In some cases all five factors will be at work, in others a lesser combination two or three or even one. The Easter Island culture fell primarily due to bad environmental practices, for example. We all know about the giant statues of heads on Easter Island. There was a powerful agricultural society that produced them based on fertile soil protected by thousands of trees covering the island. Over the centuries the islanders cut down all the trees and denuded the island. The fertile soil was lost and the society collapsed.

This was not rational behavior from our point of view – but neither is ignoring the Kyoto Treaty and allowing the ozone layer to deteriorate, or allowing air pollution to increase. We understand that capitalism strives to maximize profits and grow and increase its capacity and markets and will do this because its the nature of the system – it can’t help but destroy our environment because it is motivated solely by the profit motive. What factors were at work on Easter Island? Surely the people recognized that destroying all the trees, leaving only a rocky landscape was fatal to their society yet they did it anyway!

The Maya did the same thing.

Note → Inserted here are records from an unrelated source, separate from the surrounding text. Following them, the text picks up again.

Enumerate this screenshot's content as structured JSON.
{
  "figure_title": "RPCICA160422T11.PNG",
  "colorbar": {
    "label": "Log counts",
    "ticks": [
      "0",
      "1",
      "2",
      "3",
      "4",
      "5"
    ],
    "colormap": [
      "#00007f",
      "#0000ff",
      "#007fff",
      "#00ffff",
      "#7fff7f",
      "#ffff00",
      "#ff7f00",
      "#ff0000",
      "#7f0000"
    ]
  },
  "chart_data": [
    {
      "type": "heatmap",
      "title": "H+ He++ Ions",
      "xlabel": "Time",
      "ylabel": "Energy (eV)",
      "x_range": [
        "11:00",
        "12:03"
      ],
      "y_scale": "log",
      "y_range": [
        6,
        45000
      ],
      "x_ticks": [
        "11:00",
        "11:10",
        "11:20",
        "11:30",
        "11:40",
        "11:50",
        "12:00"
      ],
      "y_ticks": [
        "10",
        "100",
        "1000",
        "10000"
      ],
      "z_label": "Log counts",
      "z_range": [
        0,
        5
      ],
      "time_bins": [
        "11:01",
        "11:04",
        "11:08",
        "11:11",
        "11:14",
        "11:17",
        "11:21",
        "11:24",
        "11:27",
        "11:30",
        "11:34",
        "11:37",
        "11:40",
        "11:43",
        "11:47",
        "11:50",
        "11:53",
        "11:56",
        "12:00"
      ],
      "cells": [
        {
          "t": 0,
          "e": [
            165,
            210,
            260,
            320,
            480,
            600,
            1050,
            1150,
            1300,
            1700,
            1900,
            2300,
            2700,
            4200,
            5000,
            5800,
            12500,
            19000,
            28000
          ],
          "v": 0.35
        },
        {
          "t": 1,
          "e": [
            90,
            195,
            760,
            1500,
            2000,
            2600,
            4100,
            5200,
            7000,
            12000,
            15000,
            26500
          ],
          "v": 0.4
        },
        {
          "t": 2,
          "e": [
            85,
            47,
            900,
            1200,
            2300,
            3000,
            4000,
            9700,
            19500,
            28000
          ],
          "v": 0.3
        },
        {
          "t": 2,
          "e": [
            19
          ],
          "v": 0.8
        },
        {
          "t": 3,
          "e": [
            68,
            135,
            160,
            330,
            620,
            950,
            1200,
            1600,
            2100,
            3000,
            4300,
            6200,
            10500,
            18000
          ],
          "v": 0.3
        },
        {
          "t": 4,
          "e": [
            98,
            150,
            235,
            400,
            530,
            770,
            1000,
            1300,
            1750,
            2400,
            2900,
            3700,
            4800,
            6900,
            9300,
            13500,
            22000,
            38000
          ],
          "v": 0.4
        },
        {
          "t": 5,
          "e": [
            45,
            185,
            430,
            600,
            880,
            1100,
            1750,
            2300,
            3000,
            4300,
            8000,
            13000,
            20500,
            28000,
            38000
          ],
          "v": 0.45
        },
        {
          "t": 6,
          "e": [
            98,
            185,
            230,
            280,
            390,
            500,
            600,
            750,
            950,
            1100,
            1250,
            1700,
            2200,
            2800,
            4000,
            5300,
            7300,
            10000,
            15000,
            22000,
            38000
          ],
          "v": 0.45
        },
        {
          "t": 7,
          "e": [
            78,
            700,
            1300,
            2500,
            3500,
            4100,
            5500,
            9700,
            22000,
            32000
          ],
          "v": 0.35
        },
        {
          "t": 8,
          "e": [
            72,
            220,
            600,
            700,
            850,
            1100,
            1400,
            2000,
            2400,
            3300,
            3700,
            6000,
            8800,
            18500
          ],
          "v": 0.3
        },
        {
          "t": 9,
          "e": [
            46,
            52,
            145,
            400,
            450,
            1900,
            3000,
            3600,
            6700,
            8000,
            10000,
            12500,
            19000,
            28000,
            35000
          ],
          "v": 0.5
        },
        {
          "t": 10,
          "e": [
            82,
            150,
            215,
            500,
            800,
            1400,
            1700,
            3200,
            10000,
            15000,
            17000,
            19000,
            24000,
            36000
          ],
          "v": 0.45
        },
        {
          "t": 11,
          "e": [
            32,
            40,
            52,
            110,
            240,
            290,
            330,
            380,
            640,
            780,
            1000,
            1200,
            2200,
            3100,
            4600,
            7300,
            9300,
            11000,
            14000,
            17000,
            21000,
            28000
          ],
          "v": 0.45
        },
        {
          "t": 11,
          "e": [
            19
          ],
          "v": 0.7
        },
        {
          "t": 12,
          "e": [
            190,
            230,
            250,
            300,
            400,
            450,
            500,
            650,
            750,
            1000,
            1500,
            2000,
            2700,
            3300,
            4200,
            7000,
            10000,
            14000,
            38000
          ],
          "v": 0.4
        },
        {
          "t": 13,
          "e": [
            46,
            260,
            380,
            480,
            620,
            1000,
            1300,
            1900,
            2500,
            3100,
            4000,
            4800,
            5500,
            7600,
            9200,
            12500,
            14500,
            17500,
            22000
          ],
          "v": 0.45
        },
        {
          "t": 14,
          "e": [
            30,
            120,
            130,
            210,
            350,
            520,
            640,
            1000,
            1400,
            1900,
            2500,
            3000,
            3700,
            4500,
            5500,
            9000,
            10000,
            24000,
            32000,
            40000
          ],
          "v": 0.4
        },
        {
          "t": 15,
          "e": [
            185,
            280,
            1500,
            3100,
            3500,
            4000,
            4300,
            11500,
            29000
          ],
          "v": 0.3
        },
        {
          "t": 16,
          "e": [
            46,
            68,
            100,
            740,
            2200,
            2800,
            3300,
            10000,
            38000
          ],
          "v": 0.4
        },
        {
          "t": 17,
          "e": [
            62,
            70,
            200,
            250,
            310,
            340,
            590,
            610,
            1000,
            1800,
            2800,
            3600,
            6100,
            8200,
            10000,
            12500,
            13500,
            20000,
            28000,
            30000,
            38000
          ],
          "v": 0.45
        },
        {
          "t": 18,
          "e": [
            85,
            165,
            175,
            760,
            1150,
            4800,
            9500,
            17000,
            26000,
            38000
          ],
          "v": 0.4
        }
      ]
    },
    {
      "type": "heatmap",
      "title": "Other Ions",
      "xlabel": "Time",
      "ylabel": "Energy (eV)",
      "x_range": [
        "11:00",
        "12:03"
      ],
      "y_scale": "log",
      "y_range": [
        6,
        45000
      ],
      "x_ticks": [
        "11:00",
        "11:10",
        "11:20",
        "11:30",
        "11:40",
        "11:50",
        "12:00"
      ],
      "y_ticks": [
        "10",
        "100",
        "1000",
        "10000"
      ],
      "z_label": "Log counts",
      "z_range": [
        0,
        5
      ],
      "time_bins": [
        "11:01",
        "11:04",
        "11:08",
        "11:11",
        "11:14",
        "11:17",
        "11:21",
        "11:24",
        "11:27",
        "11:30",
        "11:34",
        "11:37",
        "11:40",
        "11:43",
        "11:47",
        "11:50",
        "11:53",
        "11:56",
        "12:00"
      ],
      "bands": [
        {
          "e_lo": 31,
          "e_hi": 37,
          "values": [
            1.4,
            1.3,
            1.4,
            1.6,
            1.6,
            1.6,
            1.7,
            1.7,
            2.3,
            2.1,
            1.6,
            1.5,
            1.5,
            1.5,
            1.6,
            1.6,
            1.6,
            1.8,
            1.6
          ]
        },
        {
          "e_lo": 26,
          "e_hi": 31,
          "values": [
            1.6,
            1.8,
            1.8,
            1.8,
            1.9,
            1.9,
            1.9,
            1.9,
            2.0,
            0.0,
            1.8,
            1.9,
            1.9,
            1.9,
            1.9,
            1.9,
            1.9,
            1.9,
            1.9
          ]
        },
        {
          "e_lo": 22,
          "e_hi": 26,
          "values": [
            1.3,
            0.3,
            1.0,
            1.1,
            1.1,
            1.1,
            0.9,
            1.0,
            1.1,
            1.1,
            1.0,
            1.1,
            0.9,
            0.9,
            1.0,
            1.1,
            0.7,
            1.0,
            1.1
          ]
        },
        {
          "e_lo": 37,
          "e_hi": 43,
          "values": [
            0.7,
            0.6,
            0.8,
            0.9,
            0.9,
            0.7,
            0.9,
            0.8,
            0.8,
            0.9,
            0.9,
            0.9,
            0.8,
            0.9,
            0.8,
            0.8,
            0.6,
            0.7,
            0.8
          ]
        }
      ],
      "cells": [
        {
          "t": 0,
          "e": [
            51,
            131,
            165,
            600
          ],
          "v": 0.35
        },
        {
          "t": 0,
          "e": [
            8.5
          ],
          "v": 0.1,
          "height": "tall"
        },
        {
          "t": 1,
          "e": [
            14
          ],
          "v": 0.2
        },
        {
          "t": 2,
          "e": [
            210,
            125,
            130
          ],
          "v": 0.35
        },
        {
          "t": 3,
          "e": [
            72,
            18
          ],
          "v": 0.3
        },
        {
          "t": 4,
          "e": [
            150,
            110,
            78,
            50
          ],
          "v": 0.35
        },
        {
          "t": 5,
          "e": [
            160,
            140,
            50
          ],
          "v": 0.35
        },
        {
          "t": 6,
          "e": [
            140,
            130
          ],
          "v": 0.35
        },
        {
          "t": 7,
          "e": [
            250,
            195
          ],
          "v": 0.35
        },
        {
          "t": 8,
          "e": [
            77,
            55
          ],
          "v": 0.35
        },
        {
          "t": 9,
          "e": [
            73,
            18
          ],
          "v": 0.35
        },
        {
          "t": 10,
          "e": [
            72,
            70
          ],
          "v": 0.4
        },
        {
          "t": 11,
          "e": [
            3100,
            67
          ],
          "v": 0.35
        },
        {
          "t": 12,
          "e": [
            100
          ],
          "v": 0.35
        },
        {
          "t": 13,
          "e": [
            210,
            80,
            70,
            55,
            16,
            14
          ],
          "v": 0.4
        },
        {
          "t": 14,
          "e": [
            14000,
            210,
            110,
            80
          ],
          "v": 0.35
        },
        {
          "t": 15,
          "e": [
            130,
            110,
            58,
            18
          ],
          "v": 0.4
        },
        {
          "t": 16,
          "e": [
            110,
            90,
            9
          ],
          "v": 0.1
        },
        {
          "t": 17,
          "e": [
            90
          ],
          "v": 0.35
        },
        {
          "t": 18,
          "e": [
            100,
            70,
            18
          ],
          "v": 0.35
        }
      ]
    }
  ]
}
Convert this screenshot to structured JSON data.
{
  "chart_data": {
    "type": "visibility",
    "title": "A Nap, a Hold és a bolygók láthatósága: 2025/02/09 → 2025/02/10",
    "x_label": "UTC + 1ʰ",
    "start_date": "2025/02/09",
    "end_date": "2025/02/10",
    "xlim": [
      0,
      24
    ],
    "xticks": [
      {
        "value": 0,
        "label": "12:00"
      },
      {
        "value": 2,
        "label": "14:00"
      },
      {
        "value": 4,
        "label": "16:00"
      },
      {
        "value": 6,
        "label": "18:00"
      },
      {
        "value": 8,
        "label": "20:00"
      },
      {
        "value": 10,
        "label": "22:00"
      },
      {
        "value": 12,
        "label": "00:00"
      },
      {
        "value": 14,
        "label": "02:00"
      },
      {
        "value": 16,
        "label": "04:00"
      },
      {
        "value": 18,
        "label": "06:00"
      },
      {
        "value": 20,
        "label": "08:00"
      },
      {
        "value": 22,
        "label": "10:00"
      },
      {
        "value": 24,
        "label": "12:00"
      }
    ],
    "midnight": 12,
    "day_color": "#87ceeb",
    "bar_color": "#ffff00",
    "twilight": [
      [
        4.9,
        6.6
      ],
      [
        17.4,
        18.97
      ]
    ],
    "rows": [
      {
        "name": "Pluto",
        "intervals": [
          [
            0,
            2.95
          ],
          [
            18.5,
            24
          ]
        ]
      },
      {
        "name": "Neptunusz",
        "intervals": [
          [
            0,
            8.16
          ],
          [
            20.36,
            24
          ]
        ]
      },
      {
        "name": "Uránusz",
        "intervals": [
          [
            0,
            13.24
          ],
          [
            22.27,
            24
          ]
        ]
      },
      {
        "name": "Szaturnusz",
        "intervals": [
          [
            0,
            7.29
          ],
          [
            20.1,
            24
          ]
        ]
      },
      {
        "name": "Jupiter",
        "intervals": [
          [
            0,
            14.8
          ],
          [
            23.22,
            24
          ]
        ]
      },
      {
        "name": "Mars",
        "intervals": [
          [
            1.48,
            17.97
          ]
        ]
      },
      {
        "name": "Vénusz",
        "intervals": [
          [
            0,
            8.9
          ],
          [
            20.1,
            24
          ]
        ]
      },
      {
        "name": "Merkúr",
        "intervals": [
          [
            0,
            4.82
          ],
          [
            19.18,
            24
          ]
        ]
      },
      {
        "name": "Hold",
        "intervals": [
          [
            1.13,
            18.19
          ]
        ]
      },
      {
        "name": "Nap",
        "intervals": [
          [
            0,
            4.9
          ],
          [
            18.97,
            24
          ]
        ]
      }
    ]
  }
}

They denuded their forests in the Yucatan Peninsula of Mexico and other areas of Central America. The environmental destruction resulted in droughts, soil erosion and the collapse of their civilization. The Maya rulers insulated themselves from the masses whom they exploited. Diamond says the rulers "were able to insulate themselves from the problems afflicting the rest of society." By so doing," the elite merely bought themselves the privilege of being among the last to starve."

There is a lesson here for us as well. The elites of today in their gated communities, their private schools, their private protection agencies are isolated from the rest of society and increasingly uninterested in the public funding of schools, hospitals and police and fire departments.

Diamond gives us a "blueprint" for social collapse. That is if the ruling elite cuts itself off from "the consequences if its actions." Global warming, for example, and other attacks on the environment currently being pursued by US and other capitalist forces may not have ultimately fatal consequences for many decades, or even generations so that by ignoring them now present day elites are ultimately laying the bases for the future collapse of our civilization.

Diamond is more optimistic than this. He sees that America is not responding rationally to the long term problems facing the world. "Historically," he writes, "we viewed the United States as a land of unlimited plenty, and so we practiced unrestrained consumerism, but that’s no longer viable in a world of finite resources." Nevertheless, we have not changed our habits and behavior. The war in Iraq is a case in point. It is driven by the desire to control the world’s oil supplies so we can maintain cheap fuel prices to support an ever increasing pollution based economy.

Why is Diamond optimistic for the future? Because he says that these problems are entirely human made. We can solve all the social problems leading to collapse if we only have the "political will." We can learn from the mistakes of others. This is very optimistic indeed. History may actually be teaching us that the most difficult problems to solve are exactly those that are "man made."